At this time of the year, many Stony Brook University students find themselves with no meal points left to pay for food or with hundreds of points left over. (MEHMET TEMEL / THE STATESMAN)
At this time of the year, many Stony Brook University students find themselves with either no meal points left to pay for food or with hundreds of points left over. (MEHMET TEMEL / THE STATESMAN)

As the spring semester comes to a conclusion, many students must resolve the issue of budgeting their meal plans before the sweet summer days can melt away their discontent. Along with bearing the title of a “residential student” at Stony Brook comes the burden of having a mandatory meal plan, unless you are fortunate enough to live in a cooking suite. Meal plans at Stony Brook are available in four options: Bronze, Silver, Gold and Platinum, to accommodate for almost any diet. Regardless of the extent of your meal plan, chances are that you have encountered fluctuations with either being over-budget or under-budget throughout the term.

While being under-budget is a severe dilemma, the Faculty Student Association (FSA) has taken the liberty of stating online that you can add more money to your meal plan if necessary. However, that leaves the problem of being over-budget out of the picture. With less than a month of school left, students are frantically swiping their points away in hopes of finishing their meal plans before the last day of classes, seeing as meal points cannot be transferred into the next semester.

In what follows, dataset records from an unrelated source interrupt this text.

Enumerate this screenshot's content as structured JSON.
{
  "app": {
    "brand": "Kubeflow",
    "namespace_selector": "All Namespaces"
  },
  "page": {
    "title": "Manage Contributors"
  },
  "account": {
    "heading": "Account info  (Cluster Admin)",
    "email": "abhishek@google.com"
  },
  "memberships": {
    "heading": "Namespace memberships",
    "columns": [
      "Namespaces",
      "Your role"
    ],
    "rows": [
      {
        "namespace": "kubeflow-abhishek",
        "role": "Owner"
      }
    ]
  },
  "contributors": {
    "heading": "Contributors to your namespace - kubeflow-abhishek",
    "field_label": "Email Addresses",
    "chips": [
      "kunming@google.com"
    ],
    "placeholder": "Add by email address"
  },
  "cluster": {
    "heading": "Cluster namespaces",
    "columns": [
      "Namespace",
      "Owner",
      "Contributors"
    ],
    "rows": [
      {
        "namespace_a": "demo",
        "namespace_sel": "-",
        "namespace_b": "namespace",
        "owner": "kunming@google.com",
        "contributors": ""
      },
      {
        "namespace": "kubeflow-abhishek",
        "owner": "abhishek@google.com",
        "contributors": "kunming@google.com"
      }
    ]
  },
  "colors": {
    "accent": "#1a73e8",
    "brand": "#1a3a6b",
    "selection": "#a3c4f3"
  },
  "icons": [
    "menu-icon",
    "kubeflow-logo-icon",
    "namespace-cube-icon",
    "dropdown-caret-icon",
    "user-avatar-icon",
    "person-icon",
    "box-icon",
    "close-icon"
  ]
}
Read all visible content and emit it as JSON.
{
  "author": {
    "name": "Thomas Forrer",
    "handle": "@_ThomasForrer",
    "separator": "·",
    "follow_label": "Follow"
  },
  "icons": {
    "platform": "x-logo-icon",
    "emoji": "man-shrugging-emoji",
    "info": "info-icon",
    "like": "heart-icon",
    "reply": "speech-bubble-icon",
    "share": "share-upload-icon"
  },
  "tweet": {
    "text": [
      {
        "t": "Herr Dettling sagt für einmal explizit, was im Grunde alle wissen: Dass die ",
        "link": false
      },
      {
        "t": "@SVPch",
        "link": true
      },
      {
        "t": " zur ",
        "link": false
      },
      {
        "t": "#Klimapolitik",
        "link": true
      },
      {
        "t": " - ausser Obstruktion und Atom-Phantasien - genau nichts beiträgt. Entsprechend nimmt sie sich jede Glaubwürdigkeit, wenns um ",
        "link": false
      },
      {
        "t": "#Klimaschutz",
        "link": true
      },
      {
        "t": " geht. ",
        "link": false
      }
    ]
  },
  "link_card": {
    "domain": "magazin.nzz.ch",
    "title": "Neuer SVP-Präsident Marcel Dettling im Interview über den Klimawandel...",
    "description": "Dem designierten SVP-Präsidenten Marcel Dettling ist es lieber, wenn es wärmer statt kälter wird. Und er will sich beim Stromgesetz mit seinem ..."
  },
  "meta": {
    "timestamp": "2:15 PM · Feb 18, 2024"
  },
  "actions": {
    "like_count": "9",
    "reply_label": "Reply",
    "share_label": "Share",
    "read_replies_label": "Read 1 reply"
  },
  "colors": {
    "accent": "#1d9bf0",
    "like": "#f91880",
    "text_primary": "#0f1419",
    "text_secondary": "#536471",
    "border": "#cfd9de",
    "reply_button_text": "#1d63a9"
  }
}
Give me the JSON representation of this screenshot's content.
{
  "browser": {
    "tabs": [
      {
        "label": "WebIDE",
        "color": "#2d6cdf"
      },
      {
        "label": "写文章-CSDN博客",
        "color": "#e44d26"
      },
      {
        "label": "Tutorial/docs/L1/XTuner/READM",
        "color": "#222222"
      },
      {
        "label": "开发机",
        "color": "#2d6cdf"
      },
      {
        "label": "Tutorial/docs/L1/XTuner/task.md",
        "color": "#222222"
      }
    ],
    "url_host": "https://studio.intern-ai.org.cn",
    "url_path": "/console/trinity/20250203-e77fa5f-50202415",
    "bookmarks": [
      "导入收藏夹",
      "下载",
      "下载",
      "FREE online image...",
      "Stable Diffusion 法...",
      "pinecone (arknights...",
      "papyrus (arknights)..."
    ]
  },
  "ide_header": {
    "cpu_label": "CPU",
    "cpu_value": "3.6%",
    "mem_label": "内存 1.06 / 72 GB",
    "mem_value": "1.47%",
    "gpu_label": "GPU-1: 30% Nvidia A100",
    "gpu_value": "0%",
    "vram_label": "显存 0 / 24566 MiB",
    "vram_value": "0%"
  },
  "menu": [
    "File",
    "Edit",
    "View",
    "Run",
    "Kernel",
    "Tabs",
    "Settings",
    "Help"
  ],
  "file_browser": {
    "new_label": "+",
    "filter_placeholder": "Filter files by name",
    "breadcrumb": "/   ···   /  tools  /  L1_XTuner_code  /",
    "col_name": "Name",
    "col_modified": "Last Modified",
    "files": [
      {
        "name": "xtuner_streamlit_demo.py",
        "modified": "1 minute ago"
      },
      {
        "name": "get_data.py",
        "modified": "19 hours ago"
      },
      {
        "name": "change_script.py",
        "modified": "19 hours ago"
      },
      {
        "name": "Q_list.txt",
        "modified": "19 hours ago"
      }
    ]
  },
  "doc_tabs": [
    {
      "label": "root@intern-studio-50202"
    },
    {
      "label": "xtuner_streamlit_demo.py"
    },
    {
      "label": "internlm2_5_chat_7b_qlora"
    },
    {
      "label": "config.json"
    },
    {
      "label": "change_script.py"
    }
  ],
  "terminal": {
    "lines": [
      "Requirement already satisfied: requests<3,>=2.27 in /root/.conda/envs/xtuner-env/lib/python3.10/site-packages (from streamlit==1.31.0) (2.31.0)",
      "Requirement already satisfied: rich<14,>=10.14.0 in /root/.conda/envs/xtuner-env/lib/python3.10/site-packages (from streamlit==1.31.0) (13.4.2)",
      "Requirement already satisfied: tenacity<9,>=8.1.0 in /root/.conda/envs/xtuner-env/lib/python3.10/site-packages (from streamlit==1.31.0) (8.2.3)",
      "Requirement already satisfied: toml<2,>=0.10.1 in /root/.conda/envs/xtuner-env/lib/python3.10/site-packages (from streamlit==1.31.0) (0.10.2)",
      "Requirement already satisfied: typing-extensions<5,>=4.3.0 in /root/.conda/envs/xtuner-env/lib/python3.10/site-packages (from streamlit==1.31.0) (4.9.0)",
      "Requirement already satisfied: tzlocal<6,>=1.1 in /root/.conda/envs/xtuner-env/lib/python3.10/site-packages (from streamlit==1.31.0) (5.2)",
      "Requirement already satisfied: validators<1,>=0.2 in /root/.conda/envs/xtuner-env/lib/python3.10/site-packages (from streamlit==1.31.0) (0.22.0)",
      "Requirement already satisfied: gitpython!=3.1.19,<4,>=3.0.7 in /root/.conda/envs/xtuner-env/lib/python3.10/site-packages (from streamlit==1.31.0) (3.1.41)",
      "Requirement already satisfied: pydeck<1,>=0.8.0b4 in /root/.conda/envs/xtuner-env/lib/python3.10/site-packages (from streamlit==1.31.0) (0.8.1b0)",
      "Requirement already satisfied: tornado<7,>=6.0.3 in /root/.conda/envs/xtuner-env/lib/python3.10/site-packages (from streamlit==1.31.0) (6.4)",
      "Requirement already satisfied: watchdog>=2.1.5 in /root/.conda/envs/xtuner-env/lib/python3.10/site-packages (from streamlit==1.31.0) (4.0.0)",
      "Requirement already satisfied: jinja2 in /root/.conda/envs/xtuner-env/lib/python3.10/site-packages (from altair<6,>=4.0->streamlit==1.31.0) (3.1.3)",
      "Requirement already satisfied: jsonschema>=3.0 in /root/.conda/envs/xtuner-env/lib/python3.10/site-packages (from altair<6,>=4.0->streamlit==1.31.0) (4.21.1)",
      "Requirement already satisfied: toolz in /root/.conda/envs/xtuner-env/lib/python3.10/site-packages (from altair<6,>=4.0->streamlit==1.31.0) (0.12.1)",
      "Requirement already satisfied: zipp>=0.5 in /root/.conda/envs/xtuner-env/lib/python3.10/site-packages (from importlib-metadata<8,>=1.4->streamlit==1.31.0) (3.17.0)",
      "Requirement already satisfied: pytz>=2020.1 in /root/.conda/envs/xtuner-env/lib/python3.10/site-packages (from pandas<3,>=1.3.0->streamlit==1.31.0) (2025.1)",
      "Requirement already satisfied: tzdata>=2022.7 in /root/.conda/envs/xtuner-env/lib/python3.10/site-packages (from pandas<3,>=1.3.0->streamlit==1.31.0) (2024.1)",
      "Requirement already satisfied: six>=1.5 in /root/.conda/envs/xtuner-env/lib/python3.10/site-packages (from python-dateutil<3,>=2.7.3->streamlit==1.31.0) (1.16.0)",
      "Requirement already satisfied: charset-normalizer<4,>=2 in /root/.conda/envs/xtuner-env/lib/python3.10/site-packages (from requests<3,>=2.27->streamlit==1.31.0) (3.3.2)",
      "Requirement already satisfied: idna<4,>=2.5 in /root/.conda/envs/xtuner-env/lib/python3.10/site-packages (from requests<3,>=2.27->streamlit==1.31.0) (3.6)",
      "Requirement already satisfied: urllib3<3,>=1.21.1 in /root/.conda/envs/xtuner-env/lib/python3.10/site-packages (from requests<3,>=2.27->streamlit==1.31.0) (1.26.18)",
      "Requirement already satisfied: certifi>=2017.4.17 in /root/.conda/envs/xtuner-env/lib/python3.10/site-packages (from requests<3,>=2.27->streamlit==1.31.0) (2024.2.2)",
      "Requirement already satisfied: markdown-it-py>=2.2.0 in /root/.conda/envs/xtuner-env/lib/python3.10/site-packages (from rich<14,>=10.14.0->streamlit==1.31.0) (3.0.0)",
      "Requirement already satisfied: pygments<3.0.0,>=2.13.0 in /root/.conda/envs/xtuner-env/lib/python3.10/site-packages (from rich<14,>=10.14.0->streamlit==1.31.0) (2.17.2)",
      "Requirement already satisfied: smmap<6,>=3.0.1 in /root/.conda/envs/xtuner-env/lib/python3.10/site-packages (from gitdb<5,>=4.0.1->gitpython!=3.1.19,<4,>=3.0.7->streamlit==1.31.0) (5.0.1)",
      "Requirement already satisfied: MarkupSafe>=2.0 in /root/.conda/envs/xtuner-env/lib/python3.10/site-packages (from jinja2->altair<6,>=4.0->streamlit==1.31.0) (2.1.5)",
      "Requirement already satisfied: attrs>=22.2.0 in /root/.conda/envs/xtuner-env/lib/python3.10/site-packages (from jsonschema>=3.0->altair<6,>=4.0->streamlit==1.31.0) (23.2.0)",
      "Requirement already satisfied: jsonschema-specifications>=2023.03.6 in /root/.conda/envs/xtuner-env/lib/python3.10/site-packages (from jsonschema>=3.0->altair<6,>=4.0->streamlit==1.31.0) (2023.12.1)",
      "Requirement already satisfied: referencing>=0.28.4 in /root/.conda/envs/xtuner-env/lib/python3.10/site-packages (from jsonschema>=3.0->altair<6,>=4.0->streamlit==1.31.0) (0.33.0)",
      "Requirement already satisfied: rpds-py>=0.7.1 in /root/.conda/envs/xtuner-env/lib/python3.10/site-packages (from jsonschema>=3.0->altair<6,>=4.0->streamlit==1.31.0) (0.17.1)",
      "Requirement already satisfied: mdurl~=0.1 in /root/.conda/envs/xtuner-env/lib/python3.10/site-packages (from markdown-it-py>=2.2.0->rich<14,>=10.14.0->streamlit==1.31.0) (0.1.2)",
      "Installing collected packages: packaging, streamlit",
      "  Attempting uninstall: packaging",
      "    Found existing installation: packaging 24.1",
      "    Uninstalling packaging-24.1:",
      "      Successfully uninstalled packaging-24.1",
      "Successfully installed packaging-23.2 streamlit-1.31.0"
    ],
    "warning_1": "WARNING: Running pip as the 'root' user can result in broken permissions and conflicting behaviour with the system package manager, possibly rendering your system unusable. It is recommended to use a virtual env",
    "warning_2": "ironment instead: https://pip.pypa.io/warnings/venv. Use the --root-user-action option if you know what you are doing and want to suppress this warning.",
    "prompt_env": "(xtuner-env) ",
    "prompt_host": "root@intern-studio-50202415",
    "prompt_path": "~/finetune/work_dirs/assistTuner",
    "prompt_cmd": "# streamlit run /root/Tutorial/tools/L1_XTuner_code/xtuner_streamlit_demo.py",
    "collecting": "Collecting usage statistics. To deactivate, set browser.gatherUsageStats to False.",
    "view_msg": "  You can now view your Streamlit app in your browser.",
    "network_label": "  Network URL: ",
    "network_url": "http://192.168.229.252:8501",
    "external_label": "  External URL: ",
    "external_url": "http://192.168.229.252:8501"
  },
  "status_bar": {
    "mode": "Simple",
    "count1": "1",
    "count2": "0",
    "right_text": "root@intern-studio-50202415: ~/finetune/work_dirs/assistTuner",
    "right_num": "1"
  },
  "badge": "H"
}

At Stony Brook University, meal points are tax-exempt. Thus, for every purchase of food we make at on-campus dining venues, we are given an 8.625 percent discount. Even though these discounts are benefits that help sustain meal plans for as long as possible, they signify a living nightmare for students who cannot outpace their budgets with their purchases. Considering the absence of buffet-style eating establishments and the presence of inflated food prices, an excess of meal points seems nearly impossible since we must usually pay per item at exorbitant prices. Nonetheless, students somehow manage to evade debt through their dissatisfaction with campus food, resiliently small appetites and frequent trips back home.

Though it is unlikely to transform how the meal plan system operates at Stony Brook, I think one way the FSA can help students is by publicizing alternative ways in which meal points can be spent. For instance, the other day, I saw a flyer in the library announcing that the Oxfam America Club was going to hold Oxjam, a musical festival, in the Student Union, at which meal points could be donated. This came as a complete shock to me, for I never knew that meal points could be given away for charitable causes to help support local food banks. Another method worth shedding light on is how students can purchase goods, such as thermoses, tea boxes and coffee bags at Starbucks with their meal points. The only requirement is that food or beverages must be purchased along with them.

Students may not realize it, but meal points symbolize a type of currency at Stony Brook that go far beyond fulfilling the needs of acquiring food. If the FSA took the effort to announce how meal points could be spent on their website, instead of merely listing the perks and savings that come with obtaining a meal plan, many students, including myself, would be very thankful.